С Петром I в эту старозаветную тишину словно ворвалась огненная петарда. Иногда князю Дмитрию казалось, что сей повелитель хочет распоряжаться не токмо своей державой, но и временем, да и явился Петр из каких-то других, неведомых нашему миру времен. Словно неистовый ямщик, он подгонял людей и страну. Кому, как не Голицыну, ожидавшему недавно своего смертного часа, было известно, сколь страшен бывал царь в своем гневе. Многие из окружения Петра опускались до прямого холопства, а вот с ним царь не совладал. И ив столько в силу древности голицынского рода, идущего от великого князя литовского Гедимина, а в силу нравственной твердости князя Дмитрия. Ведь делали они с государем одно дело и имели общую цель: сделать Россию великой и цветущей. Отсюда и рождалась его, Голицына, твердость перед царем. А в путях они расходились. Старый Голицын осуждал многие дела петровы за их поспешность и неосторожность, за слепое следование не токмо иноземному образцу, но и иноземной моде. Преобразования же должны исходить из отечественных обычаев и нравов, и не здесь, в Петербурге, искать оные!
Князь Дмитрий вступил в покачивавшийся на крутой волне весельный шлюп, должный перевести их с Васильевского в Адмиралтейскую часть. На Неве дул зюйд, гуляла высокая волна. Шлюп крепко качало. Старый князь качку сию переносил с трудом.
— Но дай срок, дай срок! — сердито пробормотал он себе под нос. — Вернем еще столицу в первопрестольную, вернем на здоровый московский морозец.

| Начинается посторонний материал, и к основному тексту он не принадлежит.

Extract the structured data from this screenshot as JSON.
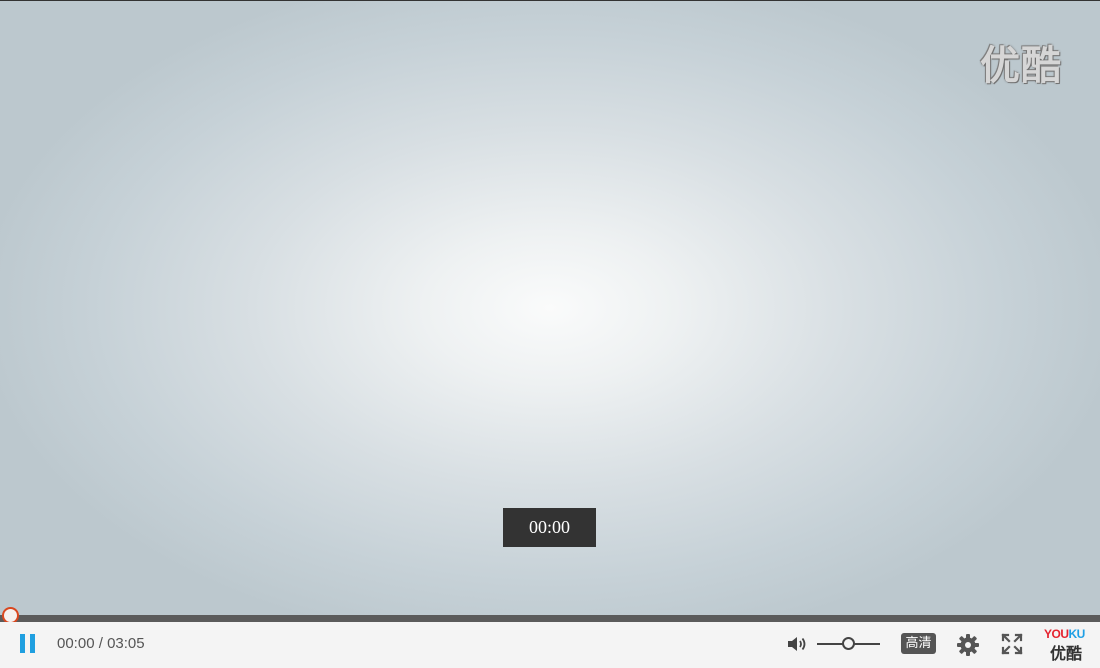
{
  "watermark": {
    "text": "优酷"
  },
  "tooltip": {
    "time": "00:00"
  },
  "progress": {
    "fraction": 0.0
  },
  "controls": {
    "current_time": "00:00",
    "separator": "/",
    "duration": "03:05",
    "volume_fraction": 0.5,
    "quality_label": "高清"
  },
  "logo": {
    "en_part1": "YOU",
    "en_part2": "KU",
    "cn": "优酷"
  },
  "icons": {
    "play_state": "pause-icon",
    "volume": "volume-icon",
    "settings": "gear-icon",
    "fullscreen": "fullscreen-icon"
  },
  "colors": {
    "accent": "#1f9fe0",
    "progress": "#e0400f",
    "youku_red": "#e5222e",
    "youku_blue": "#1e9fe5"
  }
}
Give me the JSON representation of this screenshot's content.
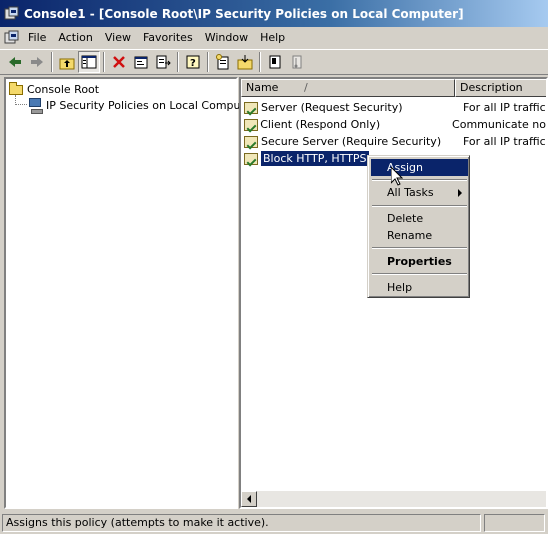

И князя Дмитрия словно ожгла радостная мысль: Петра I больше нет, нет той страшной силы, противу которой даже в мыслях выступать было боязно! И кто бы ни стал сейчас на престол, близится его, князя Дмитрия, время, поелику в его руках главный державный ключ — все финансы империи. И если ранее он выполнял планы и прожекты Петра, то теперь будет проводить в жизнь собственные планы и прожекты и, чуждый вредной поспешности, достроит на полпути брошенную великим государем храмину новой России.
«Так-то, други!» — весело заключил он и с поразившей Василия Лукича и брата бодростью взбежал по высоким ступеням Зимнего дворца, никому более не кланяясь и не уступая дороги.
К утру подморозило. Земля была мерзлая, сухая. Ветер нес ледяную крупу по недостроенным першпективам. Фигурки прохожих терялись в их бесконечности. Люди собирались в маленькие кучки, шептались и тревожно смотрели в сторону дворца. Все чего-то ждали. Не верили, что после его смерти ничего не произойдет.
Петр умер. Все привыкли к тому, что он долго, бесконечно долго царствует. Теперь ждали и боялись перемен. Одни оттого, что хотели их и боялись, что их не будет, другие оттого, что перемены все равно должны случиться, но было неясно, к чему оные приведут. И все тревожились.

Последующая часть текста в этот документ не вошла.